Data, Decision-Making, & Design: Measuring Internet Performance for Libraries and the Public Sector
Learn how we helped a group of libraries to make better decisions about their own internet services through the development of an independent data visualization tool.
With the world changing around them, public libraries are working on the front lines of a fraying social safety net, supporting at-risk adults and children with everything from housing to criminal justice. This new role - relying heavily on web access - requires strong digital infrastructure, from internet speed to computer performance, from internet speed to software performance.
However, public institutions like libraries don’t have access to data about their infrastructure as the private telecommunications companies that serve them. Without transparency of information, how can they ensure they’re making the most of their often-limited resources?
This is where Simply Secure stepped in to help. Through tight collaboration and research with the group, our team set out to design a visualization tool that would allow users to access, understand, and ultimately make positive decisions based on the measurement data.
Read on to learn more.
To consistently and automatically measure internet performance, participating libraries installed small measurement devices — called ‘MLBN Murakami Devices’, developed by Measurement Lab — connected to wired and wireless ports in the library.
The team held an in-person workshop with 30 librarians from across the US, learning about the infrastructure, services, and providers at the libraries. Over the first year of the program, the research team conducted ten site visits to libraries across the US, engaging in focus groups with the community and interviews with the library staff.

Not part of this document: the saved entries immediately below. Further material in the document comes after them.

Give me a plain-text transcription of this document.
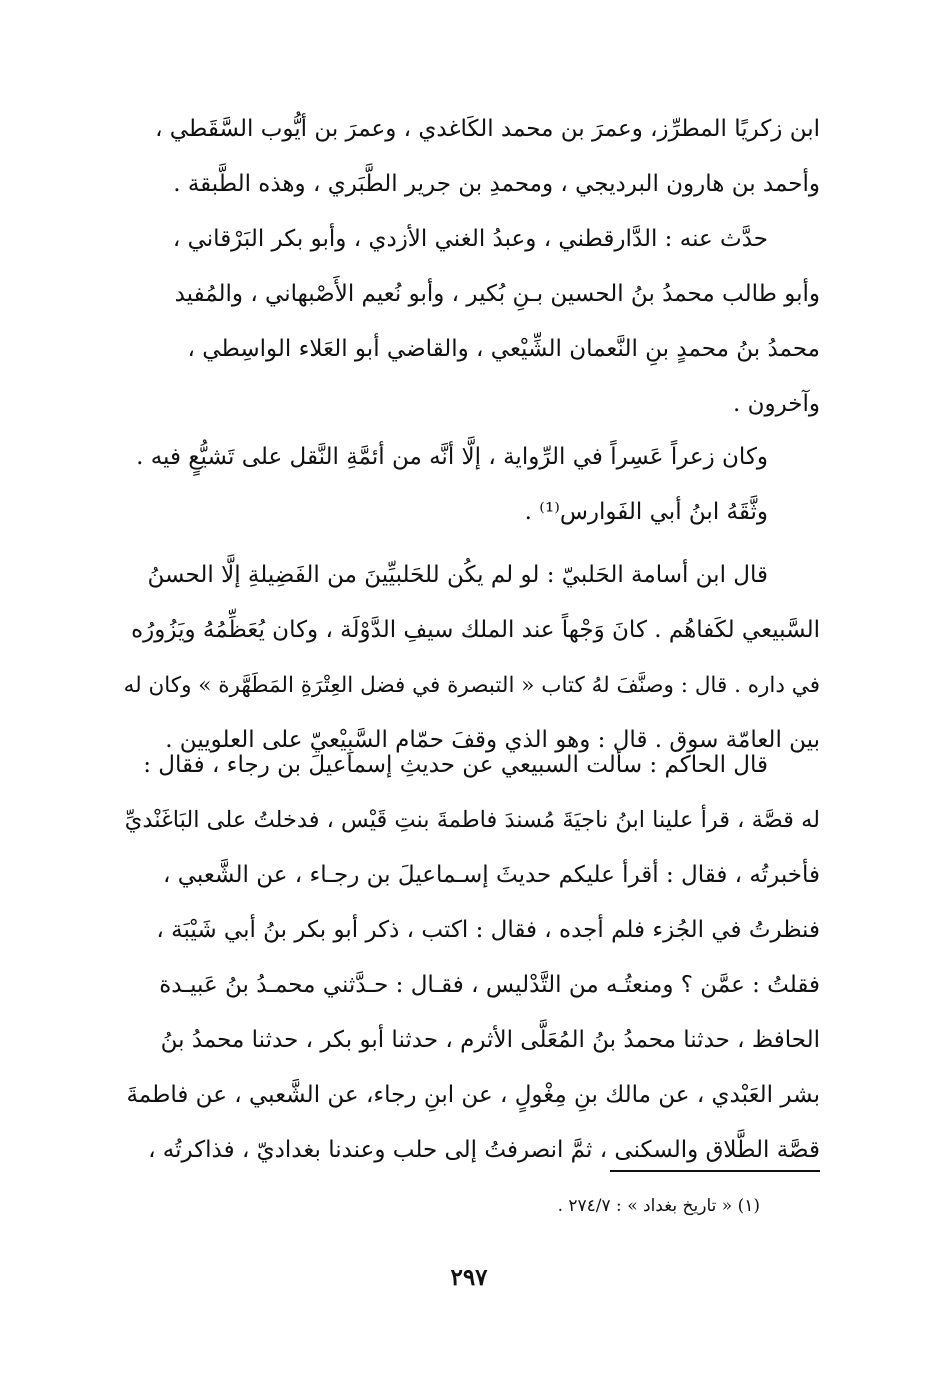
ابن زكريًا المطرِّز، وعمرَ بن محمد الكَاغدي ، وعمرَ بن أيُّوب السَّقَطي ،
وأحمد بن هارون البرديجي ، ومحمدِ بن جرير الطَّبَري ، وهذه الطَّبقة .
حدَّث عنه : الدَّارقطني ، وعبدُ الغني الأزدي ، وأبو بكر البَرْقاني ،
وأبو طالب محمدُ بنُ الحسين بـنِ بُكير ، وأبو نُعيم الأَصْبهاني ، والمُفيد
محمدُ بنُ محمدٍ بنِ النَّعمان الشِّيْعي ، والقاضي أبو العَلاء الواسِطي ،
وآخرون .
وكان زعراً عَسِراً في الرِّواية ، إلَّا أنَّه من أئمَّةِ النَّقل على تَشيُّعٍ فيه .
وثَّقَهُ ابنُ أبي الفَوارس⁽¹⁾ .
قال ابن أسامة الحَلبيّ : لو لم يكُن للحَلبيِّينَ من الفَضِيلةِ إلَّا الحسنُ
السَّبيعي لكَفاهُم . كانَ وَجْهاً عند الملك سيفِ الدَّوْلَة ، وكان يُعَظِّمُهُ ويَزُورُه
في داره . قال : وصنَّفَ لهُ كتاب « التبصرة في فضل العِتْرَةِ المَطَهَّرة » وكان له
بين العامّة سوق . قال : وهو الذي وقفَ حمّام السَّبِيْعيّ على العلويين .
قال الحاكم : سألت السبيعي عن حديثِ إسماعيلَ بن رجاء ، فقال :
له قصَّة ، قرأ علينا ابنُ ناجيَةَ مُسندَ فاطمةَ بنتِ قَيْس ، فدخلتُ على البَاغَنْديِّ
فأخبرتُه ، فقال : أقرأ عليكم حديثَ إسـماعيلَ بن رجـاء ، عن الشَّعبي ،
فنظرتُ في الجُزء فلم أجده ، فقال : اكتب ، ذكر أبو بكر بنُ أبي شَيْبَة ،
فقلتُ : عمَّن ؟ ومنعتُـه من التَّدْليس ، فقـال : حـدَّثني محمـدُ بنُ عَبيـدة
الحافظ ، حدثنا محمدُ بنُ المُعَلَّى الأثرم ، حدثنا أبو بكر ، حدثنا محمدُ بنُ
بشر العَبْدي ، عن مالك بنِ مِغْولٍ ، عن ابنِ رجاء، عن الشَّعبي ، عن فاطمةَ
قصَّة الطَّلاق والسكنى ، ثمَّ انصرفتُ إلى حلب وعندنا بغداديّ ، فذاكرتُه ،
(١) « تاريخ بغداد » : ٢٧٤/٧ .
٢٩٧
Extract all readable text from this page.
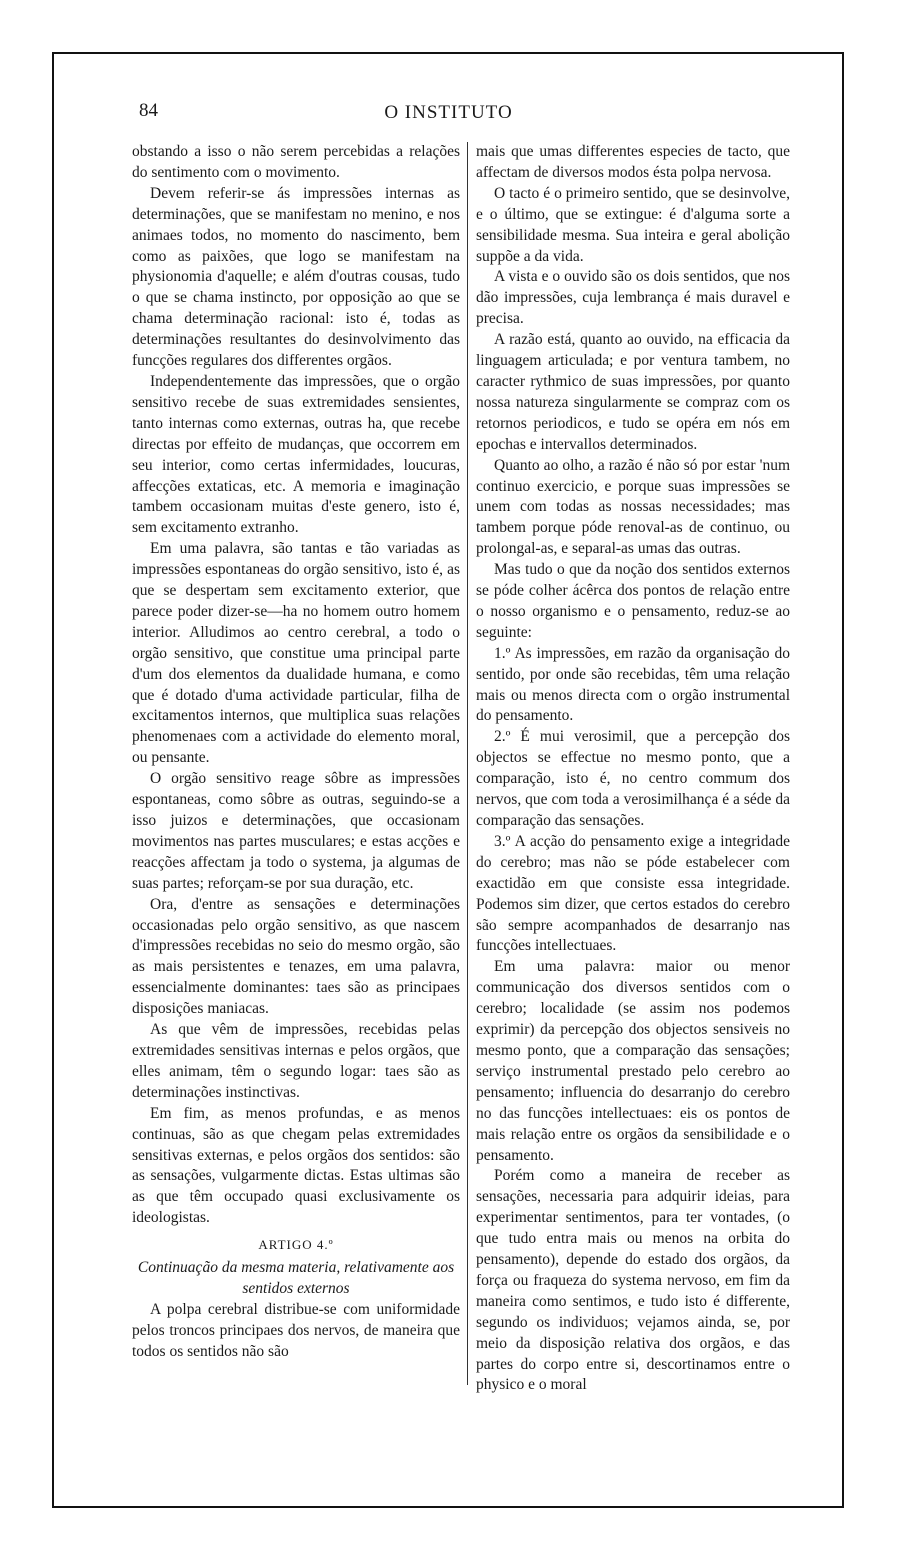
84	O INSTITUTO

obstando a isso o não serem percebidas a relações do sentimento com o movimento.

Devem referir-se ás impressões internas as determinações, que se manifestam no menino, e nos animaes todos, no momento do nascimento, bem como as paixões, que logo se manifestam na physionomia d'aquelle; e além d'outras cousas, tudo o que se chama instincto, por opposição ao que se chama determinação racional: isto é, todas as determinações resultantes do desinvolvimento das funcções regulares dos differentes orgãos.

Independentemente das impressões, que o orgão sensitivo recebe de suas extremidades sensientes, tanto internas como externas, outras ha, que recebe directas por effeito de mudanças, que occorrem em seu interior, como certas infermidades, loucuras, affecções extaticas, etc. A memoria e imaginação tambem occasionam muitas d'este genero, isto é, sem excitamento extranho.

Em uma palavra, são tantas e tão variadas as impressões espontaneas do orgão sensitivo, isto é, as que se despertam sem excitamento exterior, que parece poder dizer-se—ha no homem outro homem interior. Alludimos ao centro cerebral, a todo o orgão sensitivo, que constitue uma principal parte d'um dos elementos da dualidade humana, e como que é dotado d'uma actividade particular, filha de excitamentos internos, que multiplica suas relações phenomenaes com a actividade do elemento moral, ou pensante.

O orgão sensitivo reage sôbre as impressões espontaneas, como sôbre as outras, seguindo-se a isso juizos e determinações, que occasionam movimentos nas partes musculares; e estas acções e reacções affectam ja todo o systema, ja algumas de suas partes; reforçam-se por sua duração, etc.

Ora, d'entre as sensações e determinações occasionadas pelo orgão sensitivo, as que nascem d'impressões recebidas no seio do mesmo orgão, são as mais persistentes e tenazes, em uma palavra, essencialmente dominantes: taes são as principaes disposições maniacas.

As que vêm de impressões, recebidas pelas extremidades sensitivas internas e pelos orgãos, que elles animam, têm o segundo logar: taes são as determinações instinctivas.

Em fim, as menos profundas, e as menos continuas, são as que chegam pelas extremidades sensitivas externas, e pelos orgãos dos sentidos: são as sensações, vulgarmente dictas. Estas ultimas são as que têm occupado quasi exclusivamente os ideologistas.

ARTIGO 4.º

Continuação da mesma materia, relativamente aos sentidos externos

A polpa cerebral distribue-se com uniformidade pelos troncos principaes dos nervos, de maneira que todos os sentidos não são

mais que umas differentes especies de tacto, que affectam de diversos modos ésta polpa nervosa.

O tacto é o primeiro sentido, que se desinvolve, e o último, que se extingue: é d'alguma sorte a sensibilidade mesma. Sua inteira e geral abolição suppõe a da vida.

A vista e o ouvido são os dois sentidos, que nos dão impressões, cuja lembrança é mais duravel e precisa.

A razão está, quanto ao ouvido, na efficacia da linguagem articulada; e por ventura tambem, no caracter rythmico de suas impressões, por quanto nossa natureza singularmente se compraz com os retornos periodicos, e tudo se opéra em nós em epochas e intervallos determinados.

Quanto ao olho, a razão é não só por estar 'num continuo exercicio, e porque suas impressões se unem com todas as nossas necessidades; mas tambem porque póde renoval-as de continuo, ou prolongal-as, e separal-as umas das outras.

Mas tudo o que da noção dos sentidos externos se póde colher ácêrca dos pontos de relação entre o nosso organismo e o pensamento, reduz-se ao seguinte:

1.º As impressões, em razão da organisação do sentido, por onde são recebidas, têm uma relação mais ou menos directa com o orgão instrumental do pensamento.

2.º É mui verosimil, que a percepção dos objectos se effectue no mesmo ponto, que a comparação, isto é, no centro commum dos nervos, que com toda a verosimilhança é a séde da comparação das sensações.

3.º A acção do pensamento exige a integridade do cerebro; mas não se póde estabelecer com exactidão em que consiste essa integridade. Podemos sim dizer, que certos estados do cerebro são sempre acompanhados de desarranjo nas funcções intellectuaes.

Em uma palavra: maior ou menor communicação dos diversos sentidos com o cerebro; localidade (se assim nos podemos exprimir) da percepção dos objectos sensiveis no mesmo ponto, que a comparação das sensações; serviço instrumental prestado pelo cerebro ao pensamento; influencia do desarranjo do cerebro no das funcções intellectuaes: eis os pontos de mais relação entre os orgãos da sensibilidade e o pensamento.

Porém como a maneira de receber as sensações, necessaria para adquirir ideias, para experimentar sentimentos, para ter vontades, (o que tudo entra mais ou menos na orbita do pensamento), depende do estado dos orgãos, da força ou fraqueza do systema nervoso, em fim da maneira como sentimos, e tudo isto é differente, segundo os individuos; vejamos ainda, se, por meio da disposição relativa dos orgãos, e das partes do corpo entre si, descortinamos entre o physico e o moral
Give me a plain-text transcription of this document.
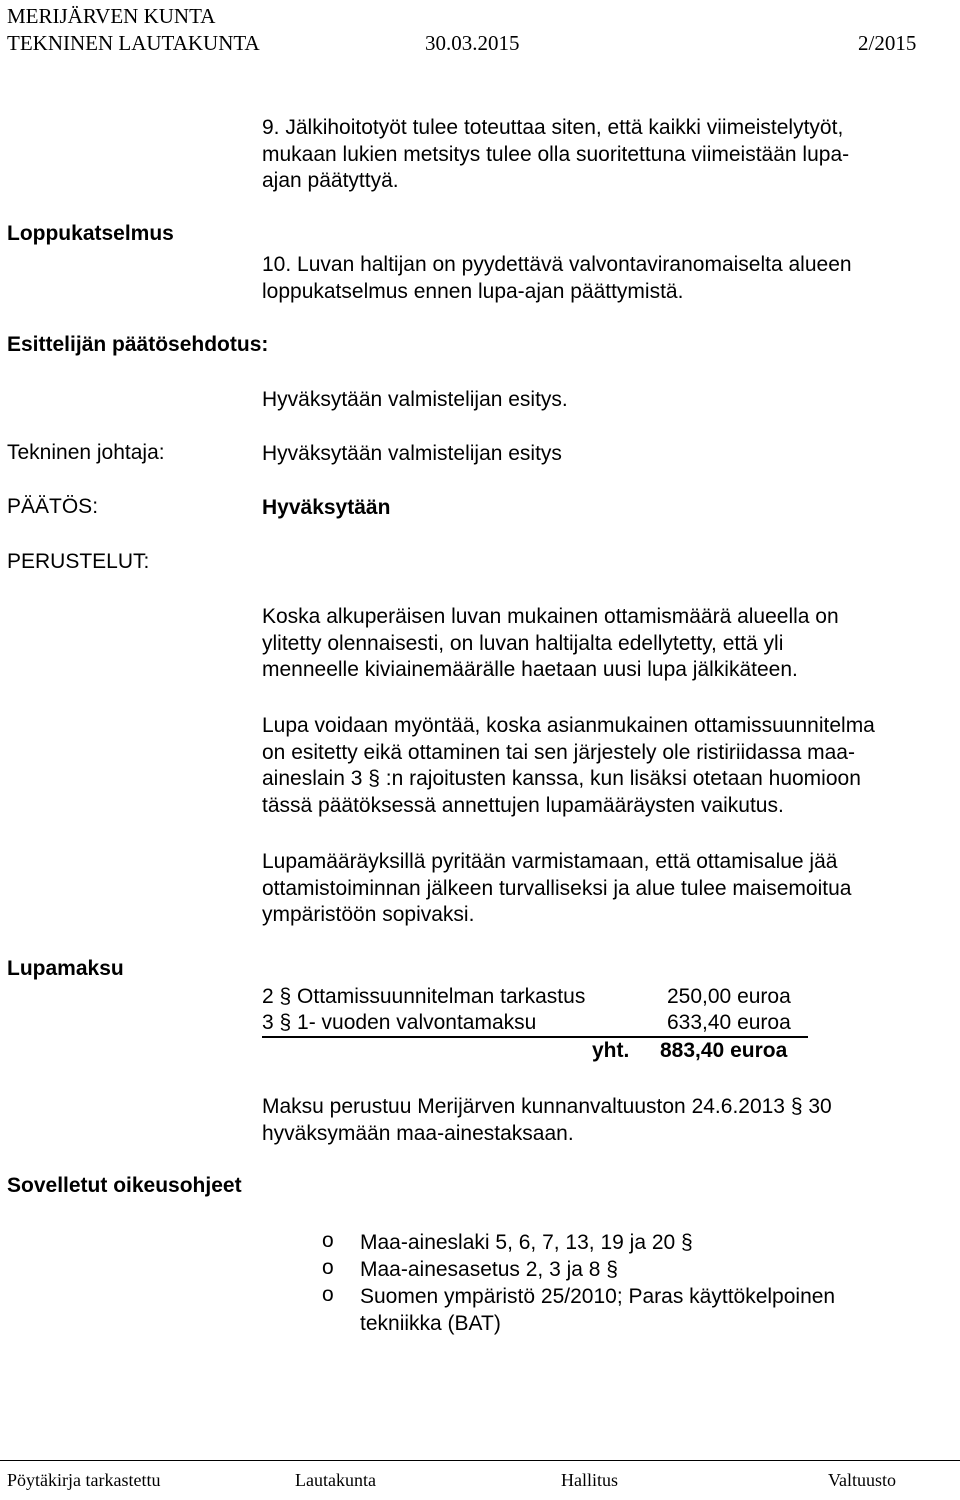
MERIJÄRVEN KUNTA
TEKNINEN LAUTAKUNTA	30.03.2015	2/2015
9. Jälkihoitotyöt tulee toteuttaa siten, että kaikki viimeistelytyöt,
mukaan lukien metsitys tulee olla suoritettuna viimeistään lupa-
ajan päätyttyä.
Loppukatselmus
10. Luvan haltijan on pyydettävä valvontaviranomaiselta alueen
loppukatselmus ennen lupa-ajan päättymistä.
Esittelijän päätösehdotus:
Hyväksytään valmistelijan esitys.
Tekninen johtaja:	Hyväksytään valmistelijan esitys
PÄÄTÖS:	Hyväksytään
PERUSTELUT:
Koska alkuperäisen luvan mukainen ottamismäärä alueella on
ylitetty olennaisesti, on luvan haltijalta edellytetty, että yli
menneelle kiviainemäärälle haetaan uusi lupa jälkikäteen.
Lupa voidaan myöntää, koska asianmukainen ottamissuunnitelma
on esitetty eikä ottaminen tai sen järjestely ole ristiriidassa maa-
aineslain 3 § :n rajoitusten kanssa, kun lisäksi otetaan huomioon
tässä päätöksessä annettujen lupamääräysten vaikutus.
Lupamääräyksillä pyritään varmistamaan, että ottamisalue jää
ottamistoiminnan jälkeen turvalliseksi ja alue tulee maisemoitua
ympäristöön sopivaksi.
Lupamaksu
2 § Ottamissuunnitelman tarkastus	250,00 euroa
3 § 1- vuoden valvontamaksu	633,40 euroa
yht. 883,40 euroa
Maksu perustuu Merijärven kunnanvaltuuston 24.6.2013 § 30
hyväksymään maa-ainestaksaan.
Sovelletut oikeusohjeet
o Maa-aineslaki 5, 6, 7, 13, 19 ja 20 §
o Maa-ainesasetus 2, 3 ja 8 §
o Suomen ympäristö 25/2010; Paras käyttökelpoinen
tekniikka (BAT)
Pöytäkirja tarkastettu	Lautakunta	Hallitus	Valtuusto
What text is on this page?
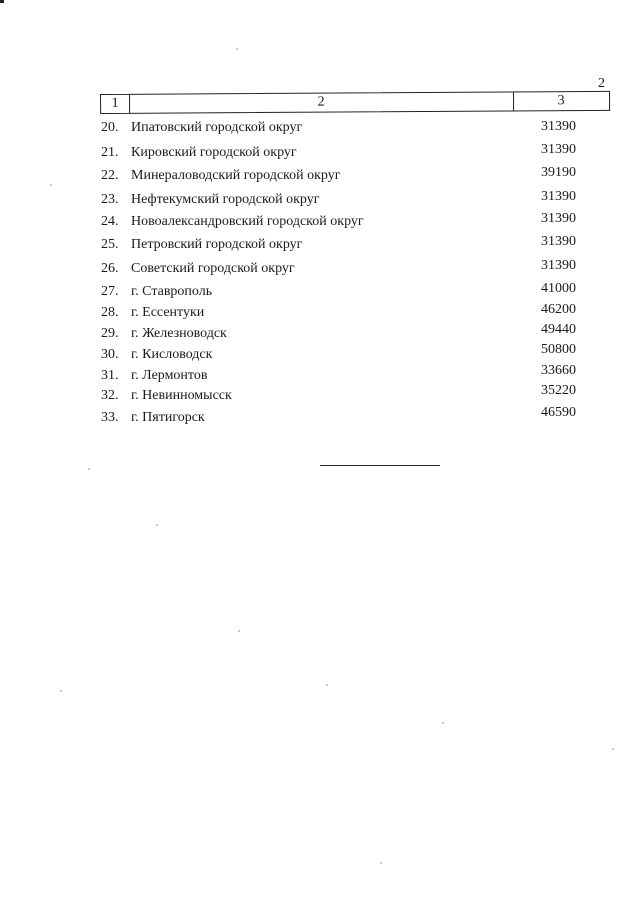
2
1	2	3
20. Ипатовский городской округ	31390
21. Кировский городской округ	31390
22. Минераловодский городской округ	39190
23. Нефтекумский городской округ	31390
24. Новоалександровский городской округ	31390
25. Петровский городской округ	31390
26. Советский городской округ	31390
27. г. Ставрополь	41000
28. г. Ессентуки	46200
29. г. Железноводск	49440
30. г. Кисловодск	50800
31. г. Лермонтов	33660
32. г. Невинномысск	35220
33. г. Пятигорск	46590
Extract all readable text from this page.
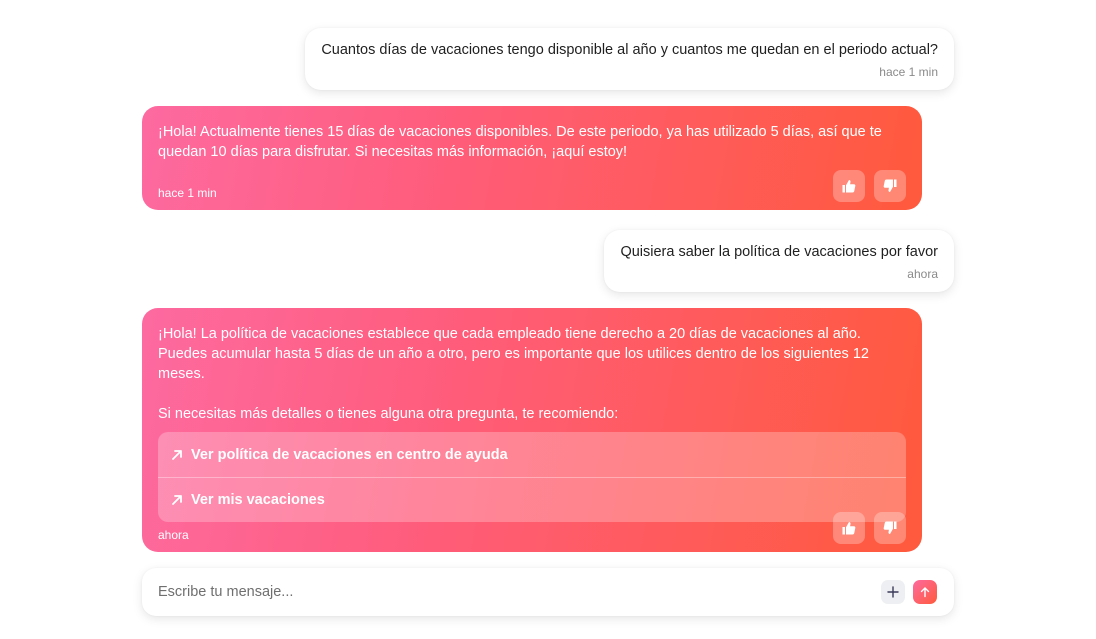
Cuantos días de vacaciones tengo disponible al año y cuantos me quedan en el periodo actual?
hace 1 min
¡Hola! Actualmente tienes 15 días de vacaciones disponibles. De este periodo, ya has utilizado 5 días, así que te quedan 10 días para disfrutar. Si necesitas más información, ¡aquí estoy!
hace 1 min
Quisiera saber la política de vacaciones por favor
ahora
¡Hola! La política de vacaciones establece que cada empleado tiene derecho a 20 días de vacaciones al año. Puedes acumular hasta 5 días de un año a otro, pero es importante que los utilices dentro de los siguientes 12 meses.
Si necesitas más detalles o tienes alguna otra pregunta, te recomiendo:
Ver política de vacaciones en centro de ayuda
Ver mis vacaciones
ahora
Escribe tu mensaje...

These sessions allowed us to see the overview of librarians’ jobs, patron needs, and the models of libraries, giving us the crucial context needed to create a more useful tool. It also taught us to leave our assumptions at the door - where we’d expected the tool to be most beneficial in cases of troubleshooting a poor connection, we learned that most libraries have quality internet connections. This allowed us to shift our scope of the tool’s development significantly.
Whenever there is collaboration — especially remote — communication is vital and the design deliverables make an impact on the efficiency of communication. This is where personas, user flows, and sketches come in handy.
We crafted personas and user flows to communicate the various account types (admin, editor, viewer), define system goals, and plan for features.
Next, we drafted and analyzed initial sketches, adding further scope of the tool until we were ready to create our first wireframes.
From here, we worked with some libraries to test a prototype, collecting feedback and identifying key findings.
With version 1 of the MLBN Visualization website going live in Summer of 2020, libraries in the pilot program have the ability to view their internet performance data.
Key positive applications of this tool include empowering libraries to:
- Monitor their performance day-to-day for a better experience for their users
- Understand their current service capacity, and when to make the decision to spend more on an upgraded service
- Enhance their reporting when it comes to transparency with stakeholders, from taxpayers to donors, to help build trust and make a case for greater investment when needed
It’s rewarding to give our users something that will not only improve their jobs, but also help the community that they serve. We are excited to see the uses of the data in the future and make improvements through future phases and research. Finally, we learned that library workers are a wonderful group of people to work with and we look forward to future collaborations!
This work was supported through “Measuring Library Broadband Networks for the National Digital Platform,” a grant (award #LG-71-18-0110-18) from by the Institute of Museum and Library Services (IMLS) National Leadership Grant for Libraries program. The research is led by Dr. Colin Rhinesmith, Assistant Professor and Director of the Community Informatics Lab at the Simmons University School of Library and Information Science, along with Measurement Lab (M-Lab) and Internet2 to examine how advanced broadband measurement capabilities can support the infrastructure and services needed to respond to the digital demands of public library users across the U.S.